Some public and some private (for a time) knowledge has proven to yield the most technological advances. I'm a big believer in my tax money funding basic research (fundamental physics and biological research) while private industry selects from that to build on and develop new specific technologies which are private for a limited time.
That doesn't make sense .... the Open Source Software movement is basically what started the technological explosion in the 70s and 80s and it was basically the basis of which Microsoft and Apple got their start ... sure it was a tech people with day jobs and institutions with money that did it all but they did it mostly without an awareness of how to monetize it ... and that period was also the basis of where Linux came out of which went on to build systems that power our modern internet. The majority of all that work was built by individuals who's only incentive was to create new things and ideas .... often without thinking about profit or income. The idea of profit usually came after the technology was established and people could better understand how to monetize, privatize and regulate it all for themselves.
I get it ... we all need money to live ... and we need to be rewarded for our work ... but those needs shouldn't be taken to such extremes as to lock away knowledge and monetize everything while slowing down progress that others could potentially create if they had access.
You have a chunk of the history very wrong.
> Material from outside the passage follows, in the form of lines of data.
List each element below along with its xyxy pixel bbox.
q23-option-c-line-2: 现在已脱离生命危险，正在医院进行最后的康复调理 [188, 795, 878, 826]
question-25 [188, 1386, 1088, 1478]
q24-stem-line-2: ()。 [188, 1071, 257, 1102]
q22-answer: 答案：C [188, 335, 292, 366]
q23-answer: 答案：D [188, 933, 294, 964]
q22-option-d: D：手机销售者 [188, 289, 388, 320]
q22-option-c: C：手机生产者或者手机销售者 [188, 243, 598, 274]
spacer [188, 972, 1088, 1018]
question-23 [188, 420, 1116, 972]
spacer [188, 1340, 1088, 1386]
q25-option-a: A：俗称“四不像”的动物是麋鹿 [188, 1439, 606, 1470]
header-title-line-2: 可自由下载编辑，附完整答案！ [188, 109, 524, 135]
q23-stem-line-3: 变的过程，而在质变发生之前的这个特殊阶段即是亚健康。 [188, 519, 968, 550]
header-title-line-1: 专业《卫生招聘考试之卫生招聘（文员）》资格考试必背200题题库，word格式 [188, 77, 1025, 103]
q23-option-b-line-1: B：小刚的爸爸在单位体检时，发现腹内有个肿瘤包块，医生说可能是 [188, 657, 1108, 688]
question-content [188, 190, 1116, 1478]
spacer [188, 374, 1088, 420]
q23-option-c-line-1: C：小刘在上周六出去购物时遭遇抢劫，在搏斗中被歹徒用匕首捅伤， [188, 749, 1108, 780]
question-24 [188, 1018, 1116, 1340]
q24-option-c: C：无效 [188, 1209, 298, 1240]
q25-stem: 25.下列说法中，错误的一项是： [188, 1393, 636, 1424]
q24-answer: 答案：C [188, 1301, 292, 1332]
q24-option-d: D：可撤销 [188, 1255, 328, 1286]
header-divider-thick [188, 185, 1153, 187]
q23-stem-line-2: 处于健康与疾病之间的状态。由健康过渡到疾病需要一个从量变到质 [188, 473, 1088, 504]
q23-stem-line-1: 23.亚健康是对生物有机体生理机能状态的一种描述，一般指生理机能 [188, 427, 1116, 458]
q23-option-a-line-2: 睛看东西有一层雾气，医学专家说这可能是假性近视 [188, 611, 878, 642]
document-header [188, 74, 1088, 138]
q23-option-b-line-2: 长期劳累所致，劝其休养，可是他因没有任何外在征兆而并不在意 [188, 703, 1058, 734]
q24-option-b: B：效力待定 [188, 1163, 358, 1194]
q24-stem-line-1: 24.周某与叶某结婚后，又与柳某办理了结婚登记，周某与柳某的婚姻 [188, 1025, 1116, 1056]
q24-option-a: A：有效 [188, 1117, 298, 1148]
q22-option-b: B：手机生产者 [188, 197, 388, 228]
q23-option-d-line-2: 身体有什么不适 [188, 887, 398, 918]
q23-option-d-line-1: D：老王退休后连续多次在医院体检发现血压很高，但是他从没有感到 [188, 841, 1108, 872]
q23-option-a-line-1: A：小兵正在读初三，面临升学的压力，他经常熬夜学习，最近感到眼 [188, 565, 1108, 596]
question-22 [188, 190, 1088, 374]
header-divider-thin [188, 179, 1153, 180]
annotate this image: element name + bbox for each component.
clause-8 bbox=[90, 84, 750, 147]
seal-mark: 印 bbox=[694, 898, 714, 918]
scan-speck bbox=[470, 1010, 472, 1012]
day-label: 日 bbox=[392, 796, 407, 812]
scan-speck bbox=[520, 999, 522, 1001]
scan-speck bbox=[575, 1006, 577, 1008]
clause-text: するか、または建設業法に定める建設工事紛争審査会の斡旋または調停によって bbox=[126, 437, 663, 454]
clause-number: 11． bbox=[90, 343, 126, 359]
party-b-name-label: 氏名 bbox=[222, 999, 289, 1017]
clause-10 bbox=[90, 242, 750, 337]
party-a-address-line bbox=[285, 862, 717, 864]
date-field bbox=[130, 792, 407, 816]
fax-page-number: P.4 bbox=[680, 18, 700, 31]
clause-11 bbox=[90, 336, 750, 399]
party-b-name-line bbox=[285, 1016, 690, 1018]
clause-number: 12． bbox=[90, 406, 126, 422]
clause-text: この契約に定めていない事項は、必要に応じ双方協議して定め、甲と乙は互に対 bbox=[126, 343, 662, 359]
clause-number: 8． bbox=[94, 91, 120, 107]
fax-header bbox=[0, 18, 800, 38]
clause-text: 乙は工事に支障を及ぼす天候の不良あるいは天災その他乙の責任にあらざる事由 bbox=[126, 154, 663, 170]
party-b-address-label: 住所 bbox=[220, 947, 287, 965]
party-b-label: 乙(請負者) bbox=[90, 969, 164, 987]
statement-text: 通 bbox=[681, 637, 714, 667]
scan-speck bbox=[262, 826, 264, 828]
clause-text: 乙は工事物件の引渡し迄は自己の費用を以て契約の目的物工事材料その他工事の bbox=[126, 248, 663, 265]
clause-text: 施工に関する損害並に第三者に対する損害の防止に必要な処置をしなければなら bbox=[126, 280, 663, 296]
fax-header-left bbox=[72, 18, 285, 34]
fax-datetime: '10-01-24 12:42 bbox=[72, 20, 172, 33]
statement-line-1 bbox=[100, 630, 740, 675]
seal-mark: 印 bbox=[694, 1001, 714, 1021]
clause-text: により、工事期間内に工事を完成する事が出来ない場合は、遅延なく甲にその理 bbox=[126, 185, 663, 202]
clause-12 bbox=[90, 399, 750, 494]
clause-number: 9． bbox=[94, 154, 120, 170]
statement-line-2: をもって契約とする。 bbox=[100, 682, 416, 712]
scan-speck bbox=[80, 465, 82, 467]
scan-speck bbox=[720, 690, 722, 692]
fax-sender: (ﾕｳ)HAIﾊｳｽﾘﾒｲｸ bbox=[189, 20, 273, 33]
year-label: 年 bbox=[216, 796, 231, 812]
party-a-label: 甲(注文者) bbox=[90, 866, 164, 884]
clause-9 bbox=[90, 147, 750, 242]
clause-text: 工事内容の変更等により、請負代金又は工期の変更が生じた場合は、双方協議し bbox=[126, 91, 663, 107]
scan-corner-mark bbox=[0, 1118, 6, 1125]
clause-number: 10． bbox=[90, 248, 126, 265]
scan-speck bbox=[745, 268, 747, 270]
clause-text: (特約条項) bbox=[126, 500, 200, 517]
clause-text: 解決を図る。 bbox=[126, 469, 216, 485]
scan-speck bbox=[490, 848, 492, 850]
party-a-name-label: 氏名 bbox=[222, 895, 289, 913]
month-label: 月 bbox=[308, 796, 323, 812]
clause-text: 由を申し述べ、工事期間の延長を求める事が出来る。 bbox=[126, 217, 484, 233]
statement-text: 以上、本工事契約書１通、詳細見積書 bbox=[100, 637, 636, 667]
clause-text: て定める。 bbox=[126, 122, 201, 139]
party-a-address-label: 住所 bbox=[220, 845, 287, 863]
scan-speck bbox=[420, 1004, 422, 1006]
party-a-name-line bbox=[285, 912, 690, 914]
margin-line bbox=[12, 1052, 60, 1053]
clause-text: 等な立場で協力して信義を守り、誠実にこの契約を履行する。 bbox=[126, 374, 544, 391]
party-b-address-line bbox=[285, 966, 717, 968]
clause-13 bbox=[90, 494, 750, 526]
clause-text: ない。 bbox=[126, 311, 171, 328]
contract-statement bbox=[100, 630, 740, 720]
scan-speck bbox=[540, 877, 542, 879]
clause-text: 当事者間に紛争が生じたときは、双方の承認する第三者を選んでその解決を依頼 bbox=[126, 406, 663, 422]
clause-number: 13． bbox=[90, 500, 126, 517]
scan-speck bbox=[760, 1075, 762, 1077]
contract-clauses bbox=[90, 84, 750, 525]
You have a couple pieces of history that are close, but in the wrong order, and with attributing the impact of those events wrong.
Examples:
You're cherry picking any OSS notable events without attribution to all of the private work and commercial software that enabled it to occur.
How much software will you write for free? How are you going to feed yourself and your family if all of your efforts are just given away?
Again, without the IP protections there aren't the resources to write everything for free. Some? Certainly. There is some government and corporate support. I addressed that above. The big innovation is likely going to come from small or large groups doing the work to create the thing to personally benefit.
There are nations that do what you're suggesting historically. Look at cold war era Russia and China. Software written was mostly done by the state. There wasn't private enterprise doing it. What software innovations did you see coming out of those countries at the time?